Paper chromatography (Required Practical)

Paper chromatography separates substances dissolved in a solvent, based on how strongly each is attracted to the stationary phase (paper) compared with the mobile phase (solvent).

How chromatography works

  • Two phases:
    • Stationary phase: chromatography paper (cellulose).
    • Mobile phase: solvent (water, ethanol, etc.) that moves up the paper.
  • A spot of mixture is placed near the bottom of the paper.
  • The paper is placed in solvent (below the spot line).
  • Solvent rises through the paper by capillary action.
  • Each component distributes between the paper and the solvent. Components with stronger attraction to solvent rise further; those with stronger attraction to paper stay lower.

Method (required practical)

  1. Draw a horizontal pencil line ~1 cm from the bottom (pencil doesn't dissolve).
  2. Place small spots of mixture (and known reference compounds, if identifying) on the line.
  3. Pour solvent into a beaker so the level is below the spots.
  4. Place the paper in the beaker; cover with lid (so vapour saturates the air).
  5. Allow solvent to rise close to the top.
  6. Remove paper, mark the solvent front in pencil before drying.
  7. Allow paper to dry, then measure distances.

Calculating Rf values

Rf = distance moved by spot ÷ distance moved by solvent front

Rf is always between 0 and 1.

  • Rf is constant for a given solvent / stationary phase / temperature.
  • Compare Rf of unknown spots with reference Rfs to identify components.

Worked example

A spot moves 4.5 cm; solvent front 6.0 cm. Rf = 4.5/6.0 = 0.75.

If a database lists pure caffeine with Rf = 0.75 in the same solvent, the unknown likely contains caffeine.

Pure vs impure substances

  • Pure substance: shows ONE spot.
  • Impure substance / mixture: shows multiple spots.

This is a quick visual test of purity for water-soluble dyes (food colourings, ink).

Common mistakes

  • Drawing baseline in pen — ink dissolves in solvent and contaminates the experiment.
  • Spots below solvent level at start — they dissolve into the solvent rather than running up the paper.
  • Letting solvent run off the top — can't measure solvent front. Mark it before drying.
  • Not covering the beaker — solvent evaporates from the paper, distorting Rf.
  • Mixing up which phase is stationary — stationary = paper; mobile = solvent.

Links

Builds on C1.1 (separation techniques). Used in C8.1 (purity), forensic and food testing.

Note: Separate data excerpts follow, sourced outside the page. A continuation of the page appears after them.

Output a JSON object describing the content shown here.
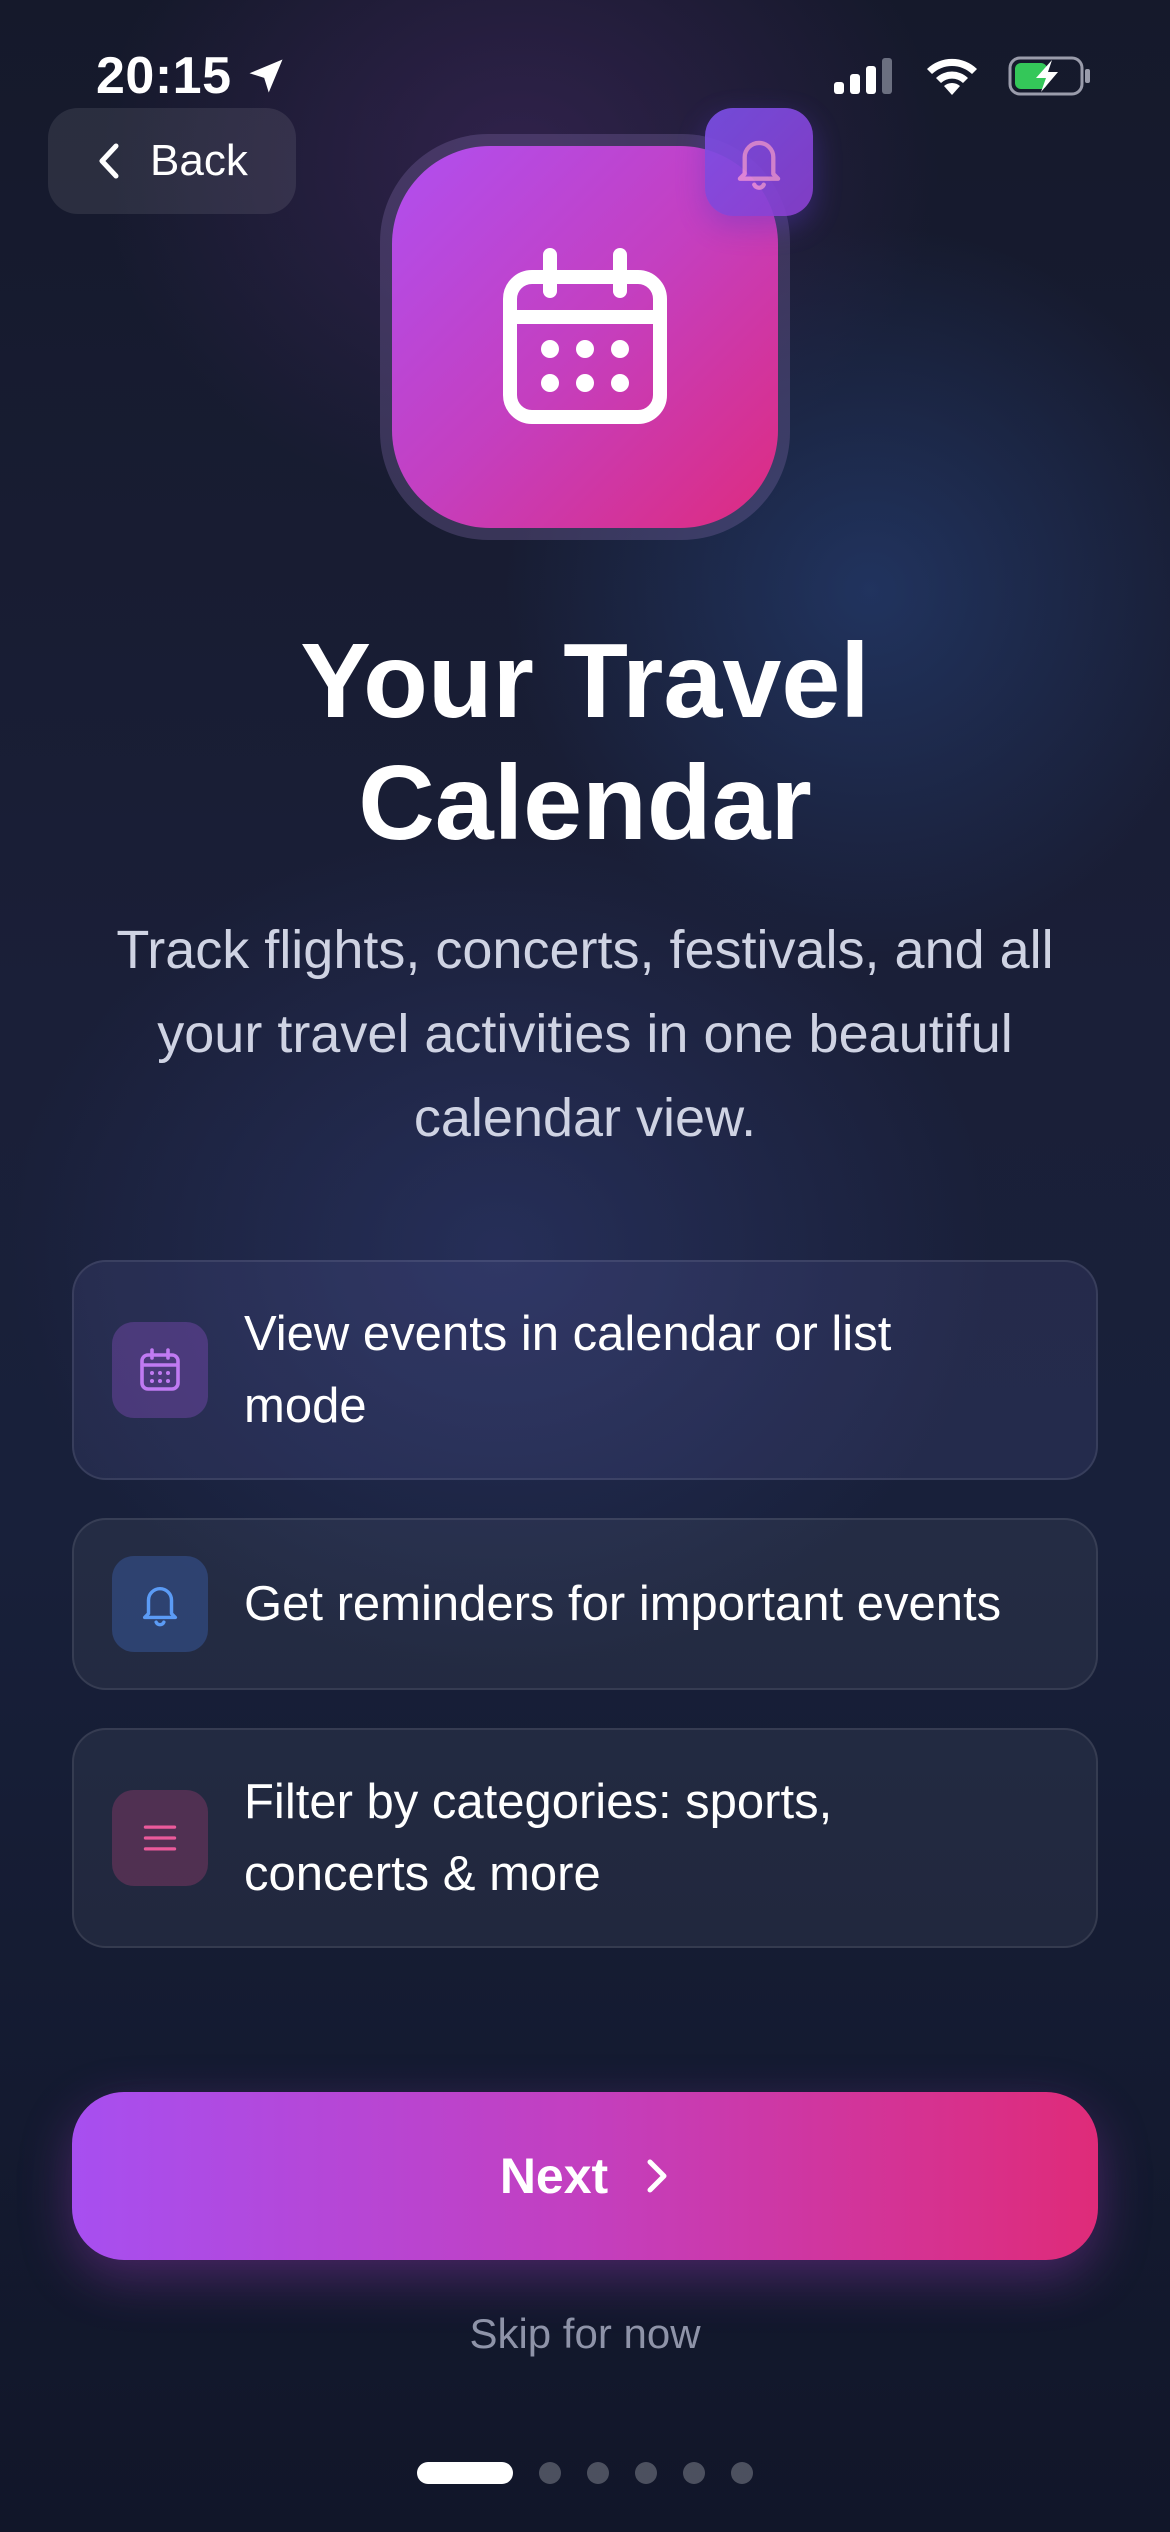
{
  "status_bar": {
    "time": "20:15",
    "battery_color": "#34c759"
  },
  "header": {
    "back_label": "Back"
  },
  "hero": {
    "icon": "calendar-icon",
    "badge_icon": "bell-icon",
    "gradient": [
      "#b04ff0",
      "#de2b7f"
    ]
  },
  "title": "Your Travel\nCalendar",
  "subtitle": "Track flights, concerts, festivals, and all your travel activities in one beautiful calendar view.",
  "features": [
    {
      "icon": "calendar-icon",
      "text": "View events in calendar or list mode",
      "color": "#b463f0"
    },
    {
      "icon": "bell-icon",
      "text": "Get reminders for important events",
      "color": "#4f8ff0"
    },
    {
      "icon": "menu-icon",
      "text": "Filter by categories: sports, concerts & more",
      "color": "#e24a8d"
    }
  ],
  "next_label": "Next",
  "skip_label": "Skip for now",
  "pagination": {
    "current": 1,
    "total": 6
  }
}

AI-generated · claude-opus-4-7 · v3-deep-chemistry

Practice questions

Try each before peeking at the worked solution.

  1. Question 12 marks

    Define stationary/mobile (F)

    (F1) State the stationary phase and mobile phase in paper chromatography.

    [Foundation — 2 marks]

    Ask AI about this

    AI-generated · claude-opus-4-7 · v3-deep-chemistry

  2. Question 22 marks

    Why pencil baseline (F)

    (F2) Explain why the baseline must be drawn in pencil, not pen.

    [Foundation — 2 marks]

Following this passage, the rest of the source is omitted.